The Westerbork Synthesis Radio Telescope (WSRT) has been a powerhouse of science since it began operations in 1968, making more than 50 years of discoveries in radio astronomy happen. Looking forward, we will strengthen our activities in Westerbork on VLBI, GNSS, data releases of the Apertif surveys, and developing next-generation technology for our instruments.

Published by the editorial team, 8 March 2022

The WSRT is part of the EVN: the European Very Long Baseline Interferometry (VLBI) Network, and ASTRON hosts the Joint Institute for VLBI ERIC (JIVE) on its Dwingeloo premises. For the foreseeable future, the WSRT will contribute to the science conducted with the VLBI network of radio telescopes. We hope for many more exciting discoveries, like the whispers that the VLBI network – including one of the WSRT dishes – picked up from the famous fast radio burst FRB20180916B.

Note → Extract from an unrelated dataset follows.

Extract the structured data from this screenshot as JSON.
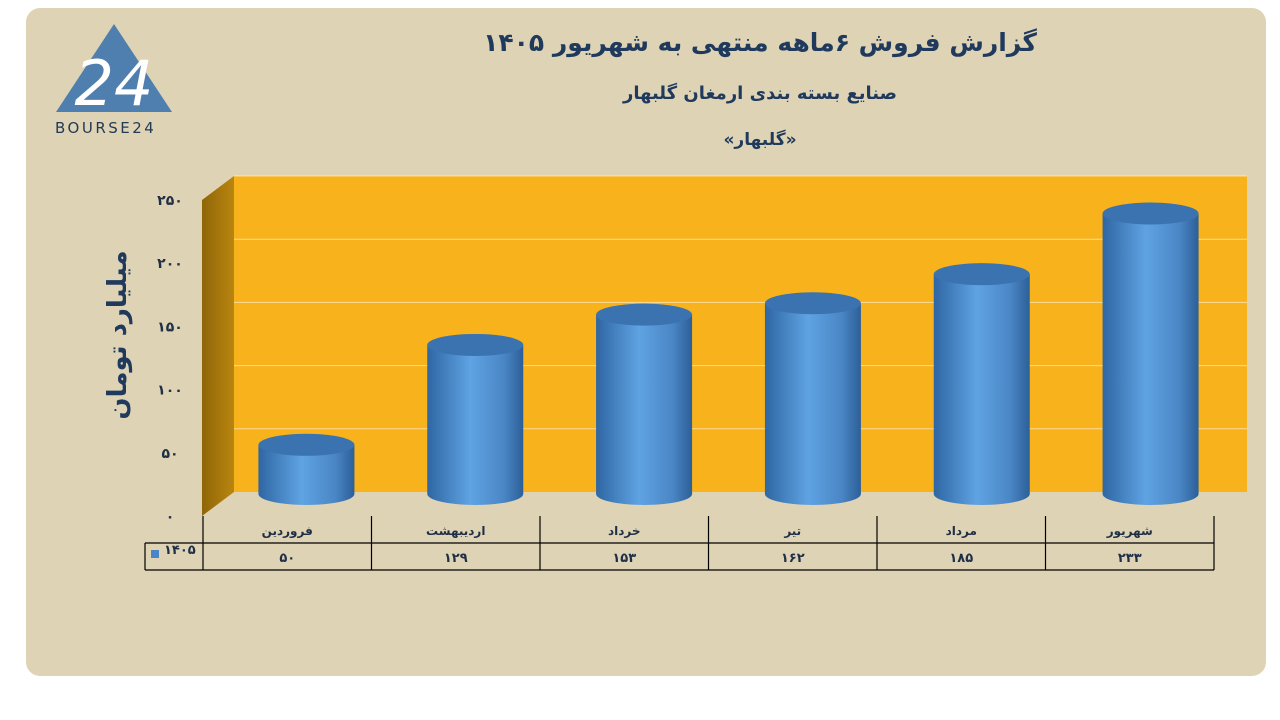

An exciting development is the use of one of the dishes in the Global Navigation Satellite System (GNSS) as a reference antenna. Both the WSRT and LOFAR are used in support of the GNSS, particularly to guide performance measurements for the European Galileo system. ASTRON has completed a number of development and demonstration projects together with industry, including ensuring the integrity of the Galileo system for critical Safety of Life services. This has paved the way for the WSRT to be used towards the Galileo Reference Centre (GRC).

Apertif

Since 1 July 2019, the WSRT has performed the large-scale Apertif surveys. The Apertif receiver that was developed for the surveys has significantly expanded the field of view and the survey speed of the telescope, enabling new, innovative types of astronomical research. The first data release that was shared with the astronomical community in November 2020 has already resulted in many papers with exciting results.

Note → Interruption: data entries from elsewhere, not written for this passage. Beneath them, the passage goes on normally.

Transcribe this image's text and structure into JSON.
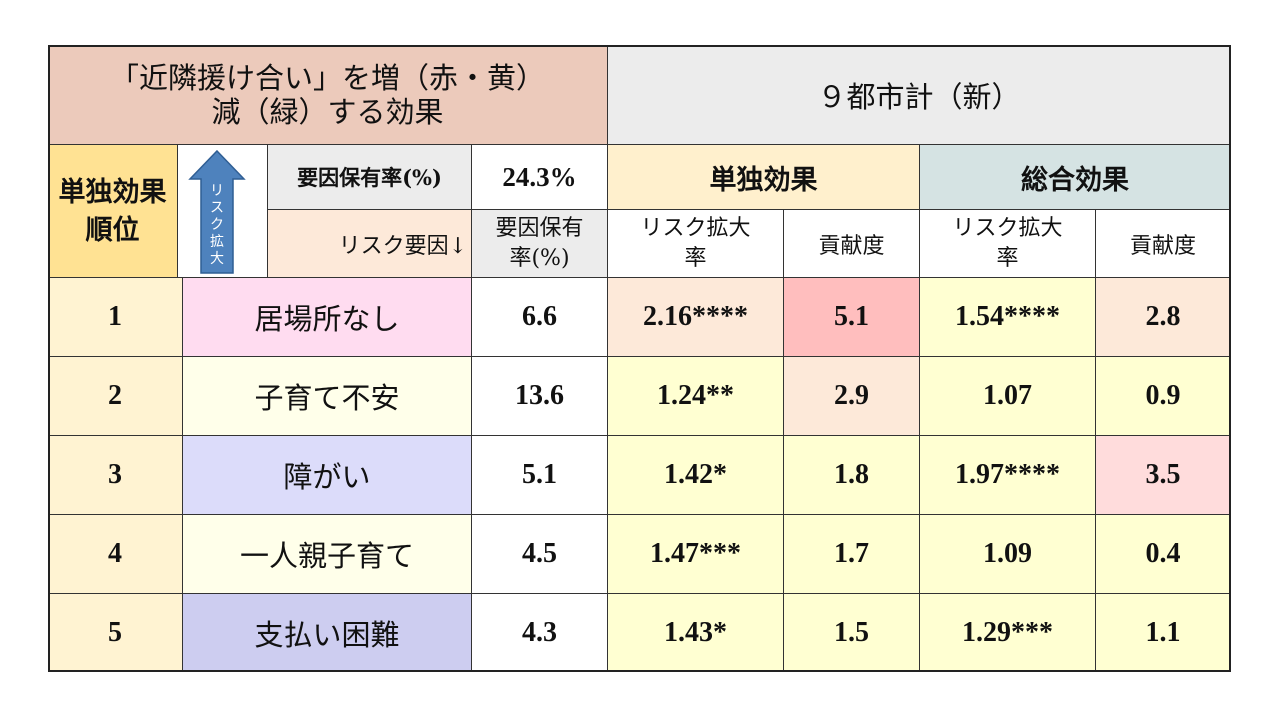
{
  "title": {
    "line1": "「近隣援け合い」を増（赤・黄）",
    "line2": "減（緑）する効果"
  },
  "region": "９都市計（新）",
  "rank_header": {
    "line1": "単独効果",
    "line2": "順位"
  },
  "arrow_text": "リスク拡大",
  "factor_rate_label": "要因保有率(%)",
  "overall_rate": "24.3%",
  "risk_factor_label": "リスク要因↓",
  "rate_col_header": {
    "line1": "要因保有",
    "line2": "率(%)"
  },
  "single_effect_header": "単独効果",
  "total_effect_header": "総合効果",
  "risk_ratio_header": {
    "line1": "リスク拡大",
    "line2": "率"
  },
  "contribution_header": "貢献度",
  "colors": {
    "title_bg": "#eccabb",
    "region_bg": "#ececec",
    "rank_bg": "#ffe293",
    "single_header_bg": "#fff0cd",
    "total_header_bg": "#d5e3e3",
    "arrow_fill": "#4e82bd",
    "red_cell": "#ffbebe",
    "pink_cell": "#ffdcdc",
    "peach_cell": "#fde9d9",
    "yellow_cell": "#ffffd2"
  },
  "rows": [
    {
      "rank": "1",
      "factor": "居場所なし",
      "factor_bg": "#ffdcf0",
      "rate": "6.6",
      "single_ratio": "2.16****",
      "single_ratio_bg": "#fde9d9",
      "single_contrib": "5.1",
      "single_contrib_bg": "#ffbebe",
      "total_ratio": "1.54****",
      "total_ratio_bg": "#ffffd2",
      "total_contrib": "2.8",
      "total_contrib_bg": "#fde9d9"
    },
    {
      "rank": "2",
      "factor": "子育て不安",
      "factor_bg": "#ffffea",
      "rate": "13.6",
      "single_ratio": "1.24**",
      "single_ratio_bg": "#ffffd2",
      "single_contrib": "2.9",
      "single_contrib_bg": "#fde9d9",
      "total_ratio": "1.07",
      "total_ratio_bg": "#ffffd2",
      "total_contrib": "0.9",
      "total_contrib_bg": "#ffffd2"
    },
    {
      "rank": "3",
      "factor": "障がい",
      "factor_bg": "#dcdcfa",
      "rate": "5.1",
      "single_ratio": "1.42*",
      "single_ratio_bg": "#ffffd2",
      "single_contrib": "1.8",
      "single_contrib_bg": "#ffffd2",
      "total_ratio": "1.97****",
      "total_ratio_bg": "#ffffd2",
      "total_contrib": "3.5",
      "total_contrib_bg": "#ffdcdc"
    },
    {
      "rank": "4",
      "factor": "一人親子育て",
      "factor_bg": "#ffffea",
      "rate": "4.5",
      "single_ratio": "1.47***",
      "single_ratio_bg": "#ffffd2",
      "single_contrib": "1.7",
      "single_contrib_bg": "#ffffd2",
      "total_ratio": "1.09",
      "total_ratio_bg": "#ffffd2",
      "total_contrib": "0.4",
      "total_contrib_bg": "#ffffd2"
    },
    {
      "rank": "5",
      "factor": "支払い困難",
      "factor_bg": "#cdcdf0",
      "rate": "4.3",
      "single_ratio": "1.43*",
      "single_ratio_bg": "#ffffd2",
      "single_contrib": "1.5",
      "single_contrib_bg": "#ffffd2",
      "total_ratio": "1.29***",
      "total_ratio_bg": "#ffffd2",
      "total_contrib": "1.1",
      "total_contrib_bg": "#ffffd2"
    }
  ]
}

  • Two dozen new Fast Radio Bursts (FRBs; van Leeuwen et al. 2022) were detected, in real time. FRBs were discovered that skewered the halo of M33 (Connor et al. 2020, MNRAS, 499, 4716); multiple repeating FRBs (Oostrum et al. 2020, A&A 635, 61) were studied and, in a unique combination with LOFAR, it was found that some originate from very clean environments, important for cosmological applications (Pastor-Marazuela et al. 2021, Nature 596, 505). The data informed new studies of FRB emission (Bilous et al. 2022 A&A accepted; arXiv:2109.08500), linked in real time to facilities at other wavelengths.
  • The discovery of extremely rapid variability in a radio source (Oosterloo et al. 2020, A&A 641, L4) and more of these rare objects appearing in the Apertif surveys.
  • The serendipitous detection of mega-maser lines in a ultra-luminous infrared galaxy (Hess et al. A&A 647, 193).
  • The Apertif imaging surveys are highly complementary to the surveys now in progress with LOFAR. The potential of combining the Apertif and LOFAR data for the study of radio galaxies is now starting to be explored (Morganti et al. 2021 A&A).
  • The data showed that Apertif had the sensitivity and stability to detect radio counterparts to gravitational-wave signals from double-neutron star mergers (Boersma et al. 2021, A&A, 650, 131).

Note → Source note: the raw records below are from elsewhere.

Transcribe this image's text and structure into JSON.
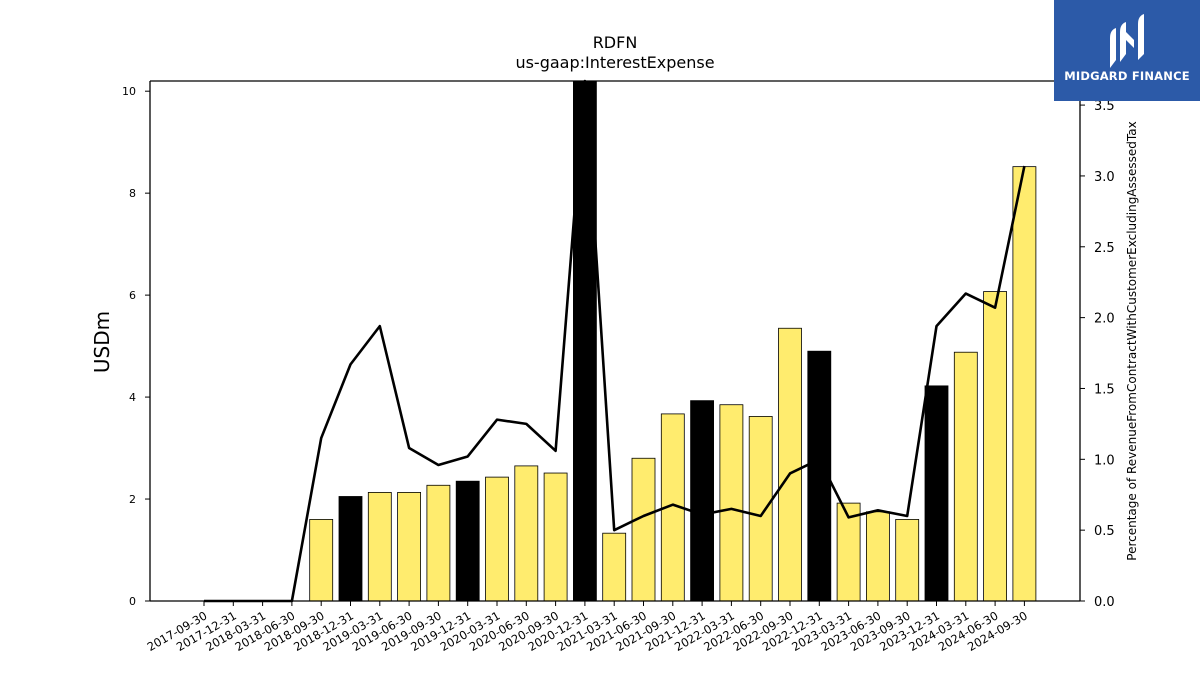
{
  "chart_data": {
    "type": "bar",
    "title": "RDFN",
    "subtitle": "us-gaap:InterestExpense",
    "ylabel": "USDm",
    "ylabel_right": "Percentage of RevenueFromContractWithCustomerExcludingAssessedTax",
    "ylim": [
      0,
      10.2
    ],
    "ylim_right": [
      0,
      3.67
    ],
    "yticks": [
      0,
      2,
      4,
      6,
      8,
      10
    ],
    "yticks_right": [
      "0.0",
      "0.5",
      "1.0",
      "1.5",
      "2.0",
      "2.5",
      "3.0",
      "3.5"
    ],
    "categories": [
      "2017-09-30",
      "2017-12-31",
      "2018-03-31",
      "2018-06-30",
      "2018-09-30",
      "2018-12-31",
      "2019-03-31",
      "2019-06-30",
      "2019-09-30",
      "2019-12-31",
      "2020-03-31",
      "2020-06-30",
      "2020-09-30",
      "2020-12-31",
      "2021-03-31",
      "2021-06-30",
      "2021-09-30",
      "2021-12-31",
      "2022-03-31",
      "2022-06-30",
      "2022-09-30",
      "2022-12-31",
      "2023-03-31",
      "2023-06-30",
      "2023-09-30",
      "2023-12-31",
      "2024-03-31",
      "2024-06-30",
      "2024-09-30"
    ],
    "series": [
      {
        "type": "bar",
        "values": [
          0,
          0,
          0,
          0,
          1.6,
          2.05,
          2.13,
          2.13,
          2.27,
          2.35,
          2.43,
          2.65,
          2.51,
          10.2,
          1.33,
          2.8,
          3.67,
          3.93,
          3.85,
          3.62,
          5.35,
          4.9,
          1.92,
          1.75,
          1.6,
          4.22,
          4.88,
          6.07,
          8.52
        ],
        "fiscal_year_end": [
          false,
          true,
          false,
          false,
          false,
          true,
          false,
          false,
          false,
          true,
          false,
          false,
          false,
          true,
          false,
          false,
          false,
          true,
          false,
          false,
          false,
          true,
          false,
          false,
          false,
          true,
          false,
          false,
          false
        ]
      },
      {
        "type": "line",
        "axis": "right",
        "values": [
          0,
          0,
          0,
          0,
          1.15,
          1.67,
          1.94,
          1.08,
          0.96,
          1.02,
          1.28,
          1.25,
          1.06,
          3.67,
          0.5,
          0.6,
          0.68,
          0.61,
          0.65,
          0.6,
          0.9,
          1.0,
          0.59,
          0.64,
          0.6,
          1.94,
          2.17,
          2.07,
          3.07
        ]
      }
    ],
    "colors": {
      "bar": "#ffec6e",
      "bar_highlight": "#000000",
      "line": "#000000",
      "axis": "#000000"
    },
    "grid": false
  },
  "logo": {
    "text": "MIDGARD FINANCE",
    "background": "#2c5aa8"
  }
}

The next data release will be later this year. The Apertif surveys were ended on 1 January 2022, and with it, the real-time FRB detection system. More imaging data releases will follow as the processing (pipeline) of the data will improve. The richness of these data will lead to more exciting discoveries for decades to come.

As we explore the options to further our footprint in GigaHertz radio astronomy, twelve of the WSRT dishes will be decommissioned at the end of February 2022. Later this year we will explore where we can have scientific impact with our site, given the restrictions of increasing radio frequency interference in the European airspace. The site will remain a testbed for further technological development of our instruments, as marked on our Technology Roadmap, ensuring a future where we will continue to make discoveries in radio astronomy happen.